- W listopadzie, inaczej niż wiosną, funkcjonowały żłobki i przedszkola. Na statystyce zatrudnienia nie odbił się więc znacząco brak pracowników na urlopach opiekuńczych. A niektóre z firm zatrudniały dodatkowych pracowników w miejsce, tych którzy byli na kwarantannie czy zwolnieniu opiekuńczym lub zdrowotnym. Na to wskazywały szczegóły ankiety, na której opiera się wskaźnik PMI – tłumaczy Maciej Zdrolik, ekonomista z mBanku.
Jak dodaje, zaskakująca odporność rynku pracy na drugą falę epidemii COVID-19 może też być podyktowana tym, że niektóre firmy już w wiosną zoptymalizowały zatrudnienie. Inne przed zwolnieniami mogły powstrzymywać warunki otrzymanej pomocy z PFR (zwolnienia pracowników oznaczałyby konieczność zwrotu części subwencji począwszy od połowy przyszłego roku).- Zakres restrykcji w listopadzie również był mniejszy niż wiosną. Dostępne były niektóre usługi, np. fryzjerzy, a część branż zamiast się zamykać przystosowała się do funkcjonowania w nowych warunkach. Przeszkody w funkcjonowaniu przemysłu również były istotnie niższe – zaznacza Zdrolik.

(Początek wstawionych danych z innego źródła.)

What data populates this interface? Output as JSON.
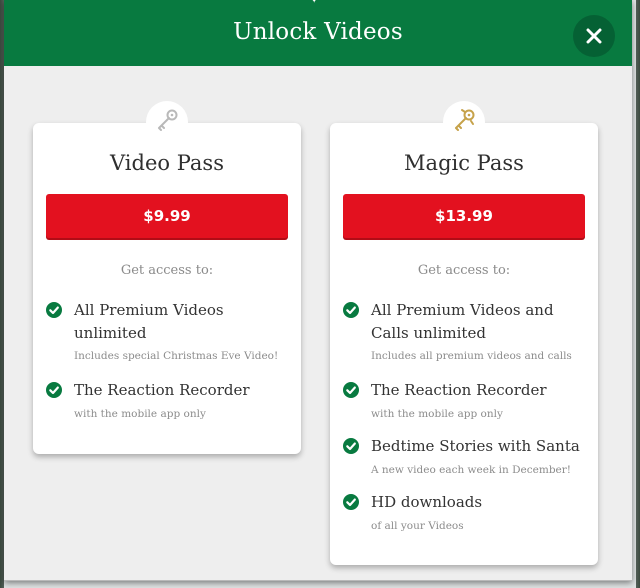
{
  "modal": {
    "title": "Unlock Videos",
    "close_icon": "close-icon"
  },
  "colors": {
    "header_green": "#087a40",
    "price_red": "#e3111f",
    "check_green": "#087a40",
    "key_gold": "#c6a24a",
    "key_silver": "#b9b9b9"
  },
  "cards": [
    {
      "name": "Video Pass",
      "icon": "silver-key-icon",
      "price": "$9.99",
      "access_label": "Get access to:",
      "features": [
        {
          "title": "All Premium Videos unlimited",
          "sub": "Includes special Christmas Eve Video!"
        },
        {
          "title": "The Reaction Recorder",
          "sub": "with the mobile app only"
        }
      ]
    },
    {
      "name": "Magic Pass",
      "icon": "gold-key-icon",
      "price": "$13.99",
      "access_label": "Get access to:",
      "features": [
        {
          "title": "All Premium Videos and Calls unlimited",
          "sub": "Includes all premium videos and calls"
        },
        {
          "title": "The Reaction Recorder",
          "sub": "with the mobile app only"
        },
        {
          "title": "Bedtime Stories with Santa",
          "sub": "A new video each week in December!"
        },
        {
          "title": "HD downloads",
          "sub": "of all your Videos"
        }
      ]
    }
  ]
}
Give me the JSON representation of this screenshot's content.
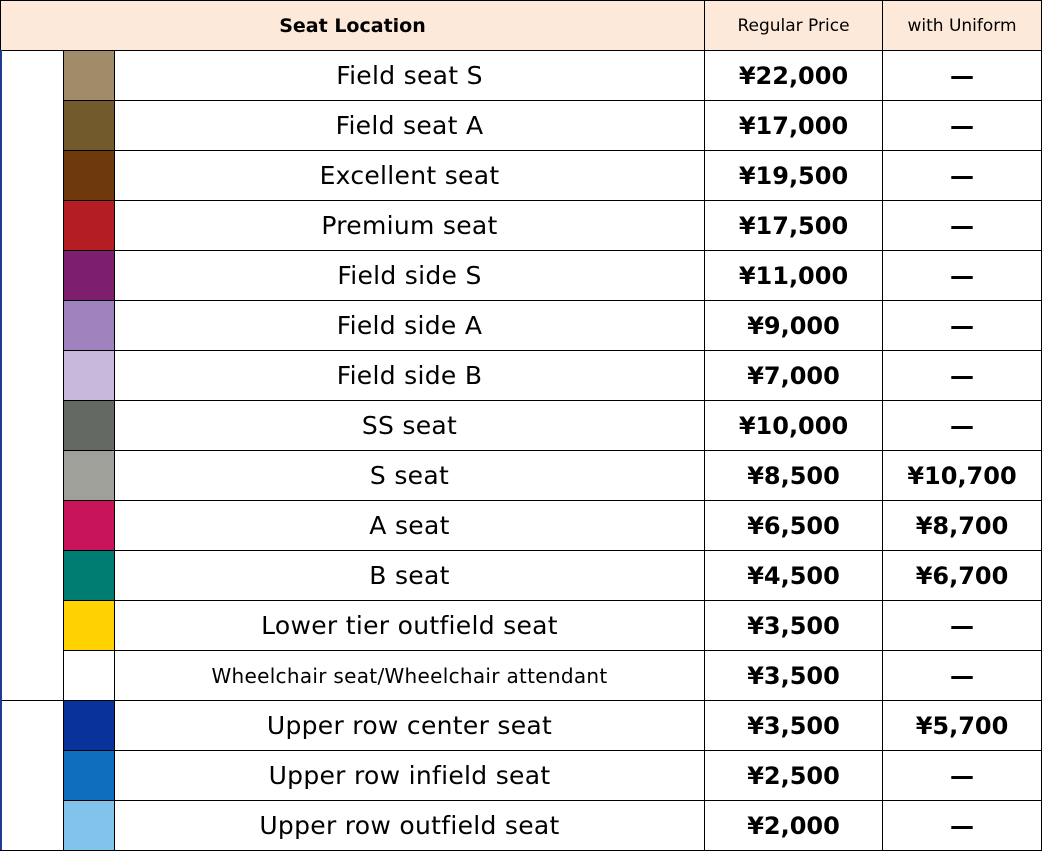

Część analityków zwraca uwagę na to, że brak wyraźnego wpływu drugiej fali epidemii Covid-19 i związanych z nią restrykcji na zatrudnienie w sektorze przedsiębiorstw nie oznacza braku wpływu na cały rynek pracy. Konsekwencje ograniczeń w działalności niektórych branż mogą być odczuwalne głównie dla pracowników mniejszych firm, nie zaliczanych przez GUS do sektora przedsiębiorstw, a także osób samozatrudnionych.
O stabilnej sytuacji na rynku pracy zdaje się jednak świadczyć także to, że w listopadzie przeciętne wynagrodzenie w sektorze przedsiębiorstw wzrosło o 4,9 proc. rok do roku, po 4,7 proc. w październiku. Nie licząc września, gdy przeciętne płace wzrosły o 5,6 proc. rok do roku, listopad był pod tym względem najlepszy od marca. Ankietowani przez „Rzeczpospolitą” ekonomiści przeciętnie spodziewali się, że wzrost wynagrodzeń wyhamował do 4,5 proc. rok do roku.
Wypadkową zmian zatrudnienia i wynagrodzeń była stabilizacja wzrostu funduszu płac, stanowiącego przybliżoną miarę dochodów wszystkich pracujących w sektorze przedsiębiorstw. W listopadzie fundusz ten zwiększył się w ujęciu nominalnym o 3,6 proc. rok do roku, tak jak w październiku. W ujęciu realnym, czyli po korekcie o wpływ zmian cen, zwiększył się o 0,6 proc. rok do roku, po zwyżce o 0,5 proc. miesiąc wcześniej. W związku z tym, że w grudniu i kolejnych miesiącach inflacja powinna nadal maleć, ekonomiści spodziewają się, że realna dynamika funduszu płac jeszcze wzrośnie.
- Ograniczenie możliwości spędzania ferii zimowych na pewno wpłynie na sektor związany z gastronomią oraz zakwaterowaniem. Zagrożeniem dla przemysłu, do tej pory odpornego na drugą falę koronawirusa, jest wprowadzony w Niemczech twardy lockdown oraz zwiększenie obostrzeń epidemicznych u innych głównych partnerów handlowych Polski. Z drugiej strony perspektywa wprowadzenia na rynek szczepionki może zachęcać firmy do „chomikowania” pracowników w nadziei na nie tak odległe już wznowienie działalności na normalnych warunkach – ocenił Kamił Łuczkowski, ekonomista z banku Pekao. - Dotychczasowe doświadczenia pozwalają zakładać, że do momentu poprawy sytuacji epidemicznej nie zauważymy już wyraźnego pogorszenia się sytuacji na krajowym rynku pracy. Z kolei od marca będziemy obserwować podwyższone dynamiki zatrudnienia ze względu na obniżoną bazę z 2020 r. – dodał.